The prosecution's appeal of Kwan Cin Cheng's case became a landmark case in Singapore's legal history with regards to the defence of sudden and grave provocation, because it clarified that in cases of people who committed murder while under a loss of self-control as attributed to sudden and grave provocation, even verbal remarks could amount to such an extent of provocation with respect to the mental background of the defendant. Therefore, the defence of sudden and grave provocation should be accepted in such cases and should result in a conviction for manslaughter, not murder. The court also stated that the defence was not entitled to alleged killers who were normally bad tempered, but it should be decided whether a normal person was able to retain his self-control in the face of the alleged provocation in order to determine whether the defence of sudden and grave provocation should succeed.

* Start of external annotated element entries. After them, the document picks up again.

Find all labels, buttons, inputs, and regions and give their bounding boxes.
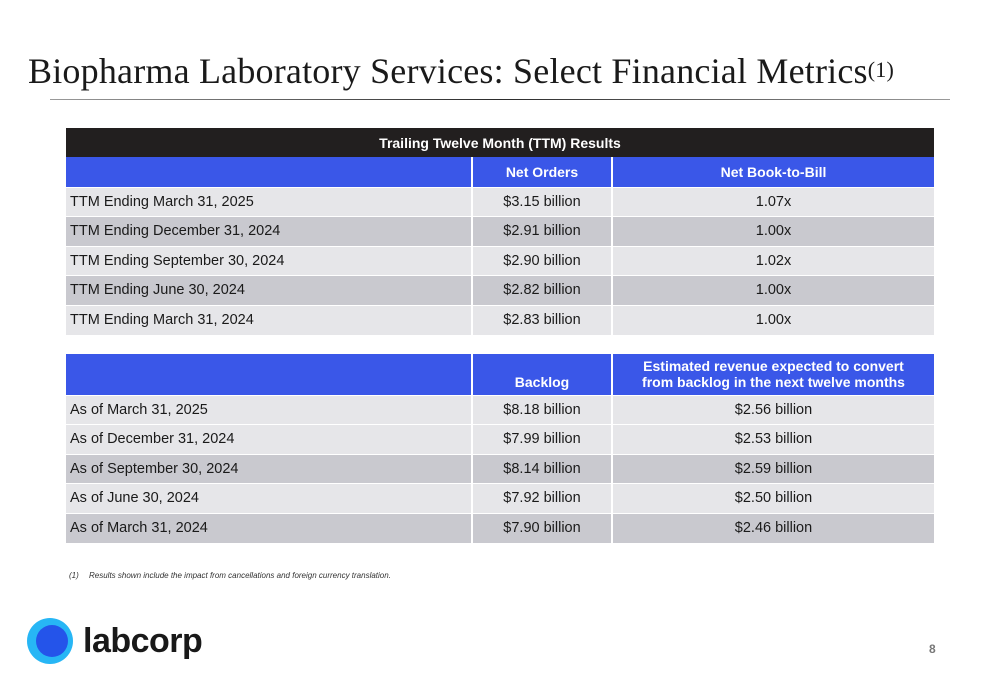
estimated-revenue-header: Estimated revenue expected to convert fro… bbox=[611, 354, 934, 395]
labcorp-logo: labcorp bbox=[27, 618, 203, 664]
book-to-bill-value: 1.00x bbox=[611, 216, 934, 246]
footnote-text: Results shown include the impact from ca… bbox=[89, 571, 391, 580]
page-title: Biopharma Laboratory Services: Select Fi… bbox=[28, 50, 894, 92]
page-number: 8 bbox=[929, 642, 936, 656]
estimated-revenue-value: $2.50 billion bbox=[611, 483, 934, 513]
net-orders-value: $2.91 billion bbox=[471, 216, 612, 246]
period-label: TTM Ending September 30, 2024 bbox=[66, 245, 472, 276]
table-row: As of March 31, 2024 $7.90 billion $2.46… bbox=[66, 512, 934, 543]
period-label: As of June 30, 2024 bbox=[66, 483, 472, 513]
estimated-revenue-value: $2.46 billion bbox=[611, 512, 934, 543]
ttm-table-banner: Trailing Twelve Month (TTM) Results bbox=[66, 128, 934, 157]
title-footnote-ref: (1) bbox=[867, 57, 895, 82]
book-to-bill-value: 1.02x bbox=[611, 245, 934, 276]
period-label: As of December 31, 2024 bbox=[66, 424, 472, 454]
estimated-revenue-value: $2.56 billion bbox=[611, 394, 934, 425]
table-row: TTM Ending September 30, 2024 $2.90 bill… bbox=[66, 245, 934, 276]
labcorp-logo-icon bbox=[27, 618, 73, 664]
backlog-value: $7.90 billion bbox=[471, 512, 612, 543]
estimated-revenue-value: $2.53 billion bbox=[611, 424, 934, 454]
backlog-header-blank bbox=[66, 354, 472, 395]
period-label: TTM Ending June 30, 2024 bbox=[66, 275, 472, 305]
net-orders-value: $2.83 billion bbox=[471, 304, 612, 335]
table-row: TTM Ending June 30, 2024 $2.82 billion 1… bbox=[66, 275, 934, 305]
book-to-bill-value: 1.00x bbox=[611, 304, 934, 335]
ttm-header-blank bbox=[66, 157, 472, 187]
period-label: As of March 31, 2025 bbox=[66, 394, 472, 425]
period-label: TTM Ending March 31, 2025 bbox=[66, 186, 472, 217]
page-title-text: Biopharma Laboratory Services: Select Fi… bbox=[28, 51, 868, 91]
backlog-header: Backlog bbox=[471, 354, 612, 395]
period-label: TTM Ending March 31, 2024 bbox=[66, 304, 472, 335]
footnote: (1) Results shown include the impact from… bbox=[69, 571, 391, 580]
book-to-bill-value: 1.07x bbox=[611, 186, 934, 217]
period-label: As of September 30, 2024 bbox=[66, 453, 472, 484]
table-row: TTM Ending December 31, 2024 $2.91 billi… bbox=[66, 216, 934, 246]
net-book-to-bill-header: Net Book-to-Bill bbox=[611, 157, 934, 187]
backlog-value: $7.99 billion bbox=[471, 424, 612, 454]
title-divider bbox=[50, 99, 950, 100]
table-row: As of September 30, 2024 $8.14 billion $… bbox=[66, 453, 934, 484]
ttm-results-table: Trailing Twelve Month (TTM) Results Net … bbox=[66, 128, 934, 335]
footnote-marker: (1) bbox=[69, 571, 79, 580]
table-row: TTM Ending March 31, 2025 $3.15 billion … bbox=[66, 186, 934, 217]
backlog-table: Backlog Estimated revenue expected to co… bbox=[66, 354, 934, 543]
estimated-revenue-header-line2: from backlog in the next twelve months bbox=[642, 373, 905, 390]
net-orders-value: $3.15 billion bbox=[471, 186, 612, 217]
backlog-value: $7.92 billion bbox=[471, 483, 612, 513]
table-row: TTM Ending March 31, 2024 $2.83 billion … bbox=[66, 304, 934, 335]
net-orders-value: $2.90 billion bbox=[471, 245, 612, 276]
period-label: TTM Ending December 31, 2024 bbox=[66, 216, 472, 246]
backlog-value: $8.18 billion bbox=[471, 394, 612, 425]
logo-wordmark: labcorp bbox=[83, 622, 203, 660]
backlog-value: $8.14 billion bbox=[471, 453, 612, 484]
net-orders-header: Net Orders bbox=[471, 157, 612, 187]
period-label: As of March 31, 2024 bbox=[66, 512, 472, 543]
estimated-revenue-value: $2.59 billion bbox=[611, 453, 934, 484]
book-to-bill-value: 1.00x bbox=[611, 275, 934, 305]
table-row: As of December 31, 2024 $7.99 billion $2… bbox=[66, 424, 934, 454]
table-row: As of March 31, 2025 $8.18 billion $2.56… bbox=[66, 394, 934, 425]
estimated-revenue-header-line1: Estimated revenue expected to convert bbox=[643, 357, 904, 374]
table-row: As of June 30, 2024 $7.92 billion $2.50 … bbox=[66, 483, 934, 513]
net-orders-value: $2.82 billion bbox=[471, 275, 612, 305]
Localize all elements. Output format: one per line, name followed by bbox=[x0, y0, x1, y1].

In light of this ruling, several precedent cases, such as the Ithinin Kamari case and the K. Vijayan Krishnan case, were recalled and their respective verdicts were cited as examples where a defence of sudden and grave provocation was either accepted or rejected.

In April 1998, the case of Phang Ai Looi's death was re-enacted by Singaporean crime show Crimewatch.

After completing his life sentence by 2016, Kwan had since been released from prison. His current status is unknown.